Her friends are from Connecticut, Texas, Florida and New York City.

Paula Duval, left, of North Dakota and her niece, Michelle Stephens of South Dakota, check out the boots in Boot Country.

-- Michelle Morrow | The Ledger

She’s looking at a pair of $175 Dan Posts during a drop-in visit to the Boot Barn.

“I really like them,” she acknowledges. “I have been wanting a pair to wear out tonight” when the young women pay a return visit to Lower Broadway after going back to their hotel to dab off the afternoon sweat, re-energize with a cocktail and then re-makeup.

“I am a big country fan,” she says, holding up the boots. “I like that they are blue and look the way they look.”

Philadelphia’s Ken Gray, 32, is a chemical engineer who professes he wears “work boots not cowboy boots.”

But, he adds: “Who doesn’t want a pair of cowboy boots?”

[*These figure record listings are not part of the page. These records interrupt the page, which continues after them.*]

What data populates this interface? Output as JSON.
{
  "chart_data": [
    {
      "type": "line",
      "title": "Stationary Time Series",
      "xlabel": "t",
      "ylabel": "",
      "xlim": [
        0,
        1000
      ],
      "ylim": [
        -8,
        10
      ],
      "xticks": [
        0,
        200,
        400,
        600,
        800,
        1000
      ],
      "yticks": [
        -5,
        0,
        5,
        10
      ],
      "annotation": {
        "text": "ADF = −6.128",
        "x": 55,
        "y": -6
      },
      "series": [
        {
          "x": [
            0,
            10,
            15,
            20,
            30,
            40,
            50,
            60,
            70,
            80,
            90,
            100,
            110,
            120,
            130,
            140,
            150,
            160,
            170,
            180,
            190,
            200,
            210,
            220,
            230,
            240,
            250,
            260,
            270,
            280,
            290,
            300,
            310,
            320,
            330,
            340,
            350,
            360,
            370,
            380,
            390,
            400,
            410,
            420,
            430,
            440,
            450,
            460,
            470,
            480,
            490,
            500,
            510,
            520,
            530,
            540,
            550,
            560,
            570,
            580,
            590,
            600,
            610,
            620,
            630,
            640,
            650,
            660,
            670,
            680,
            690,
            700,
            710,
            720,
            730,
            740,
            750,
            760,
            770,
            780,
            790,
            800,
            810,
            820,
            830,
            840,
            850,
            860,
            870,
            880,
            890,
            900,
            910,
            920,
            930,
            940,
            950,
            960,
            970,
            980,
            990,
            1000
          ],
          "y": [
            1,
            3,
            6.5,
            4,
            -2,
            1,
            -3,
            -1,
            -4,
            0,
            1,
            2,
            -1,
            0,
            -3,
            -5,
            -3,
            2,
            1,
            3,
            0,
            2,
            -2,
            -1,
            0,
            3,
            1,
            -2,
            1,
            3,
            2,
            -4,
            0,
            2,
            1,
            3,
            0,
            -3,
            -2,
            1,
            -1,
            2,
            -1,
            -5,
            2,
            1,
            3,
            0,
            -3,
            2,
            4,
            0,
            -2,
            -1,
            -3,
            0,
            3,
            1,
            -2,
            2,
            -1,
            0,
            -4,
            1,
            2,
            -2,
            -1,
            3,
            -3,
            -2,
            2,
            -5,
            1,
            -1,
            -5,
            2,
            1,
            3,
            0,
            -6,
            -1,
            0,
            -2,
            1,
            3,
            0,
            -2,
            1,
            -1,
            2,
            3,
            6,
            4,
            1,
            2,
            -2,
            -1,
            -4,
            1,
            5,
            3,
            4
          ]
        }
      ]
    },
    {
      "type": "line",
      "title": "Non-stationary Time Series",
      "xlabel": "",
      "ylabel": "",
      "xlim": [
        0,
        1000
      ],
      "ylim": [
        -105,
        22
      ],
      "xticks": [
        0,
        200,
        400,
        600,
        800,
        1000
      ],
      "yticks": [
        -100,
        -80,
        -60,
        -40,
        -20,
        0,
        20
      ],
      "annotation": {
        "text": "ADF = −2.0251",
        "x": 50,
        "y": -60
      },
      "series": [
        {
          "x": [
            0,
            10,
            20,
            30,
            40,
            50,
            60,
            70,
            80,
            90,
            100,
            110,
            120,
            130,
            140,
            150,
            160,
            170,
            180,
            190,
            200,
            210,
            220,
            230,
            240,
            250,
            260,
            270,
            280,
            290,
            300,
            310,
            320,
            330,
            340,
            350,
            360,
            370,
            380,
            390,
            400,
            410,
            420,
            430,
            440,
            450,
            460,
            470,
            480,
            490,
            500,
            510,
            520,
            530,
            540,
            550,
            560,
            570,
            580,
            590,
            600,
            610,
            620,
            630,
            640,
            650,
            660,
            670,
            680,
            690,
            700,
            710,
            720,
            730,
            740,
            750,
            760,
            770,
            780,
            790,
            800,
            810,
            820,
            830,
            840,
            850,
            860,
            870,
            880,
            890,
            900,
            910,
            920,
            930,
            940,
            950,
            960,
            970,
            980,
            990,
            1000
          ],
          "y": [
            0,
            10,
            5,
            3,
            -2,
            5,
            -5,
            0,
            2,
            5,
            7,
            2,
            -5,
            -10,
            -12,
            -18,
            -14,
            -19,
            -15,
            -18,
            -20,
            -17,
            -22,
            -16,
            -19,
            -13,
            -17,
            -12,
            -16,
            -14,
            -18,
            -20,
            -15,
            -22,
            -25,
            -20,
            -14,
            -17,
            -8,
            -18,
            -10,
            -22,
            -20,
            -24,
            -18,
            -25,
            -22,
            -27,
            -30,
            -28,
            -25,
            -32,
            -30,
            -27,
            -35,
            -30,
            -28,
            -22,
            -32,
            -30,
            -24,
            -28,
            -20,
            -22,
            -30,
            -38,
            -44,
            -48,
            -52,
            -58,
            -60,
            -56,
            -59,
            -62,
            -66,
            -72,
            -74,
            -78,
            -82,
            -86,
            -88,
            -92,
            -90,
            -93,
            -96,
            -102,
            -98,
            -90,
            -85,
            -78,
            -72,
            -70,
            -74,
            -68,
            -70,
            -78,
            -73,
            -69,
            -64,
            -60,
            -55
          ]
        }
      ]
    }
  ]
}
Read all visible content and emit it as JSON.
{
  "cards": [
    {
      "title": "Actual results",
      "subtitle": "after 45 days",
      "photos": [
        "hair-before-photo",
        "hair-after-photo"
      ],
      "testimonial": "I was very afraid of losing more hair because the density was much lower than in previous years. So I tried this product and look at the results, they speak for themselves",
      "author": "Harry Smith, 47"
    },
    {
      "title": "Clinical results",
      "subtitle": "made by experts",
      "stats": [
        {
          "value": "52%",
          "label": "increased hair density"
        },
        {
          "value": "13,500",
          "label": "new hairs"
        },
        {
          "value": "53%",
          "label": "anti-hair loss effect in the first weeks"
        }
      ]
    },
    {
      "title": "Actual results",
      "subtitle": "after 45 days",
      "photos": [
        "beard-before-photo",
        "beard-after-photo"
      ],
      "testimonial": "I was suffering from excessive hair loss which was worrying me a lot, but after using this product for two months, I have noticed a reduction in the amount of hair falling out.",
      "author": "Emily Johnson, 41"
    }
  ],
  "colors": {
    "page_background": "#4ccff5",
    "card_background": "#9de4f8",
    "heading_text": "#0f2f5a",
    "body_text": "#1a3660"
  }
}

He’d like some with steel toes. Regardless of whether he buys any, he knows what’s on his agenda the rest of the day: “Drinking with a lot of Philly fans.” Perhaps that’s the reason for the steel toes? Hair of the dog is an obvious pre-game menu item for the next morning.

Julianne Glatz from Toronto allows, after prodding, that she was “born in 1991.”

“I’m deciding between either the red ($159) or the white glitzy ones ($269),” she says. “One is short and one is tall and glitters. I love sparkles and I love red, too.”

There is a chance she’ll buy both. “Boots are very comfortable,” she says, noting this is her second trip to Nashville. “Up in Toronto we call it NashVegas. …Cowboy boots are unique and they are fun.” She says she’ll wear her purchase to the Calgary Stampede.

Over at Boot Country, a few steps down the street, long-haul trucker Chris McDannald, 57, and his wife, Bev, 62, both are trying on boots, hoping to take advantage of the buy-one, get-two-free pricing.

The two live in Seymour, Iowa, and Bev only joins Chris when he is going places – like Nashville – that she’d like to see.

Chris is determined to find two pair, and he already has his favorites – so far – stashed next to the bench where Bev is trying on her choice.

“I just pick them by trial-and-error,” he says. “And by the style of the toe. What tickles my fancy.”

The boots are his regular footwear during his long hauls and he’s already got two pair in the truck – he and Bev are sleeping in their rig parked at the TA on First Street.

“Got four other pair at home,” he says, adding that he is inspired by the country music he enjoys listening to while driving down the long and lonesome highway.

“I really like Blake (Shelton). He just has attitude,” Chris says.

Bev lights up and adds: “He’s o’nry.”

A woman, bra tattooed on beneath an almost-invisible top, happily hellos fellow tourists as she passes the doorway on Lower Broad.